Work in Sports
By the book
Yankees take Game 3 in predictable fashion
By Stephen Cannella, Sports Illustrated
It was just like old times in the Yankees' clubhouse after their 8-2 win over the Mariners in Game 3 of the ALCS. New York had taken a 2-1 lead in the series with a victory lifted straight from the Yankee Manual of Winning Baseball, one built on a relentless offensive attack, solid defense, a strong outing by starter Andy Pettitte and flawless work by the bullpen. In short, for the first time this October the Yankees looked like, well, the Yankees.
"Yeah, probably," said first baseman Tino Martinez when asked of this win felt like a return to normal for him and his mates.
"Good pitching, moving guys around on offense. We played real well as a team."
No questions about what was wrong with the Yankees' bats. No questions about a team pressing at the plate. No questions about tension in the dugout as scoreless innings mounted on the scoreboard.
"Tonight was more like when we were winning, the type of grinding we do scoring a run here or a run there," said manager Joe Torre. "I was certainly a lot more comfortable with that kind of offense."

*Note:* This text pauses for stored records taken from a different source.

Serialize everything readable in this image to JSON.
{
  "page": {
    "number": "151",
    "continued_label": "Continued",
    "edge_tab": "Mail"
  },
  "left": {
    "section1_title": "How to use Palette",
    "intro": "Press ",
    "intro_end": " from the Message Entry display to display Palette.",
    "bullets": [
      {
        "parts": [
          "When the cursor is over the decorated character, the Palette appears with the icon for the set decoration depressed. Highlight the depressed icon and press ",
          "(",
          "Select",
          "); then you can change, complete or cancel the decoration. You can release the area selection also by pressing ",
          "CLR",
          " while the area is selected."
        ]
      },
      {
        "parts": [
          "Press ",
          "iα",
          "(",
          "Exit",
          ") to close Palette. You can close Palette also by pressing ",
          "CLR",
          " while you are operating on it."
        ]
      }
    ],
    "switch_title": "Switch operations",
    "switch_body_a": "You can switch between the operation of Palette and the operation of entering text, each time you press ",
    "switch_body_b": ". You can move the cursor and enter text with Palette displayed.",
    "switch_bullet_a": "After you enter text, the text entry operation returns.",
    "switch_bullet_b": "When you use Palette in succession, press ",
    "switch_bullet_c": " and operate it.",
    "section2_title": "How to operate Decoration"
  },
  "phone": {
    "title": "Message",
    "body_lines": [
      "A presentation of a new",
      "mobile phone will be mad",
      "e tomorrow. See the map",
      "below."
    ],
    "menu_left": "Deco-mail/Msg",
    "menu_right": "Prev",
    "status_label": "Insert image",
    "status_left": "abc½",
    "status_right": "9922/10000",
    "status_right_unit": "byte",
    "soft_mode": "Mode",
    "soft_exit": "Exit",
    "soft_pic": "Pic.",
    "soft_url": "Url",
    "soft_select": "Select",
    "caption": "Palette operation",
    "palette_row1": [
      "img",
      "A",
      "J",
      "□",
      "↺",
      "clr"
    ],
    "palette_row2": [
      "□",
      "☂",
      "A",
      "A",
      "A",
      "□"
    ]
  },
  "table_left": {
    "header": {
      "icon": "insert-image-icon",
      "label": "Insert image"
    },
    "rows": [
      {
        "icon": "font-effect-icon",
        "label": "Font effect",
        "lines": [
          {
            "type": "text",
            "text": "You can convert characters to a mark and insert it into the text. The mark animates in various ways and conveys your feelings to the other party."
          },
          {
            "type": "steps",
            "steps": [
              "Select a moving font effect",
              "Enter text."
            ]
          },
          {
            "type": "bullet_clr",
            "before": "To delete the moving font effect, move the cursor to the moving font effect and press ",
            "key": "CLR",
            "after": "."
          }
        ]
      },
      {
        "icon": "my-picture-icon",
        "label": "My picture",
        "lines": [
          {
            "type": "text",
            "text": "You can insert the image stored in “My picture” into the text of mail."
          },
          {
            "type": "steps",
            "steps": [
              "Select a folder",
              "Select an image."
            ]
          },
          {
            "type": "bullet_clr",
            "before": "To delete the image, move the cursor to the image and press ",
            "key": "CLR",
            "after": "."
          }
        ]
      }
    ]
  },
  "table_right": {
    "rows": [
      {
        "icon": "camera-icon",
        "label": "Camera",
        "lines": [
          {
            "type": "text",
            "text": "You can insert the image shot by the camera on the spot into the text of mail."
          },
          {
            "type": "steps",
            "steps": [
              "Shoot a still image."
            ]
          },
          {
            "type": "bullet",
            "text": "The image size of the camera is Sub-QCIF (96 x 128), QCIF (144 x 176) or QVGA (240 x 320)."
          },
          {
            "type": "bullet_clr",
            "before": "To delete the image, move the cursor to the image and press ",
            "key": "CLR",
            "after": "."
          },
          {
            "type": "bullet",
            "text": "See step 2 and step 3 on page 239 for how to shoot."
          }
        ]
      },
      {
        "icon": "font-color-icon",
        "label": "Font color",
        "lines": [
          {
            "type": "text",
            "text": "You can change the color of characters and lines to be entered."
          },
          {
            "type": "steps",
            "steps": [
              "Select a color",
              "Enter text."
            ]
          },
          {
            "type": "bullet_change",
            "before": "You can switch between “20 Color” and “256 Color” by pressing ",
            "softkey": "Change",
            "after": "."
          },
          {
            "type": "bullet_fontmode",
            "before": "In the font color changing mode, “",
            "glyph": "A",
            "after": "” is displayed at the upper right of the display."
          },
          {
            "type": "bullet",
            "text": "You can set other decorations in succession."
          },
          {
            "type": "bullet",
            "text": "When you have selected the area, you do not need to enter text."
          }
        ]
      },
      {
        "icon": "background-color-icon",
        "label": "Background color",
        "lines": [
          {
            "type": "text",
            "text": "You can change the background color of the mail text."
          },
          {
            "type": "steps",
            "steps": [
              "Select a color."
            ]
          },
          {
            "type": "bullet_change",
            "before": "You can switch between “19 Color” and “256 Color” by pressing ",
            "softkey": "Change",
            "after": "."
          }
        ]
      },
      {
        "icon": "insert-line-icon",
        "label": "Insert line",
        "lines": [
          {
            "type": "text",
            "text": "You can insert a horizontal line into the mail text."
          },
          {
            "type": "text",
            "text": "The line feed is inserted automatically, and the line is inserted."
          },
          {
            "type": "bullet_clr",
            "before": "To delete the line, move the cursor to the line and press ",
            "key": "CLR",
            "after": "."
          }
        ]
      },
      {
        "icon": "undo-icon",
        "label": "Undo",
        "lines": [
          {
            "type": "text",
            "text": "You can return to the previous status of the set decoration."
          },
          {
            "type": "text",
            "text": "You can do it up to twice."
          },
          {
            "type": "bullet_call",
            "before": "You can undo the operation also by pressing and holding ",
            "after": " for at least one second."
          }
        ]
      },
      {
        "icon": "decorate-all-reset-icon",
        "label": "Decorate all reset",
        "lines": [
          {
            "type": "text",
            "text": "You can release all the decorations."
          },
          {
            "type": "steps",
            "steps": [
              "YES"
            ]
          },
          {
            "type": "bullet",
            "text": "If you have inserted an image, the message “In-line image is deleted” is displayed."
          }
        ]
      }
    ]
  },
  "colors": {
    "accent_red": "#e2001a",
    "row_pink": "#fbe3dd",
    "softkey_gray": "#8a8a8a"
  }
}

Instead of the offense, talk centered on the performances by starter Andy Pettitte, who went 6 2/3 innings, dodging around the nine hits he gave up and allowing only two runs, and closer Mariano Rivera, who set a postseason record by extending his scoreless streak to 33 1/3 innings.
The Mariners hammered Pettite for five hits and a run -- and left four runners on base -– in the first two innings. Realizing that the Seattle hitters seemed to be sitting on fastballs inside, Pettitte and catcher Jorge Posada changed their strategy.

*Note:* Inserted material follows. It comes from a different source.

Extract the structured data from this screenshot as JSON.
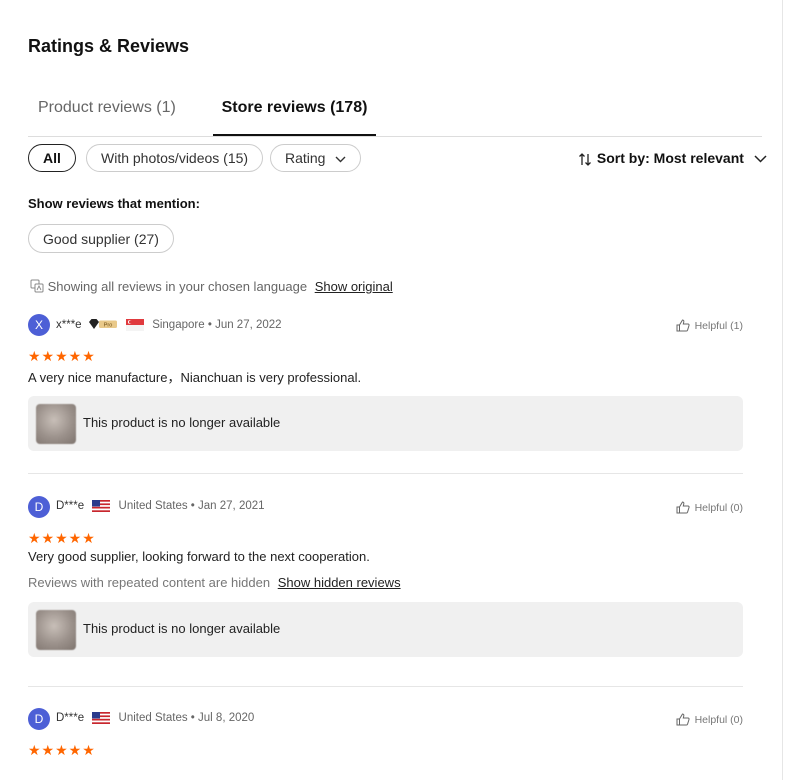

"They had a good approach, looking for the fastball a little bit," said Posada. "After the third inning we decided we had to use both sides of the plate."
After the second, Pettitte allowed just four more hits and one more run. The Mariners' only other serious threat came in the eighth, when, with the Yankees leading 4-2, Alex Rodriguez led off with a single and stole second. Righthander Jeff Nelson struck out Edgar Martinez with Rodriguez at second. Rivera then retired Stan Javier and John Olerud to end the inning. Minutes later, in the top of the ninth, the Yankees broke the game open with four runs.

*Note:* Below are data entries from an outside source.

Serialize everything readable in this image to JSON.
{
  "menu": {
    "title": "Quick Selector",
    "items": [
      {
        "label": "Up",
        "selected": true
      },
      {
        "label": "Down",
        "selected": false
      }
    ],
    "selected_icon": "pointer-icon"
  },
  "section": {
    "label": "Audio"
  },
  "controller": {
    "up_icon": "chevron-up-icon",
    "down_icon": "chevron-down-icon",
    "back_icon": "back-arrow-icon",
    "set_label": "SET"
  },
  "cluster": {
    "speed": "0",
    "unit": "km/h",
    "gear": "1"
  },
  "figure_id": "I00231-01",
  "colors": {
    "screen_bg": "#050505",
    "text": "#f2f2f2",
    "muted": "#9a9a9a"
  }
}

"Striking out Edgar, that was a big turnaround," said Tino Martinez. "That was huge."
Rivera's entrance after that strikeout made the rest of the game a formality, and his teammates knew it. The righthander hasn't allowed a run in the postseason since 1997; that Rivera will come in, shatter a few bats and preserve whatever lead he's handed to him has been the one thing the Yankees have been able to count on every day this October.
Does Derek Jeter feel the game is over when he sees Rivera loping in from the pen?
"Oh yeah, always," he said after Game 3.
And what about a Subway Series, which is looking more and more likely? The Yankees would hear none of it. "Our goal is to get to the World Series," said Torre. "Whoever that team is across the field, you tip your hat top them."
"We're not even thinking about that," said Tino Martinez. "Our focus is completely on Game 4."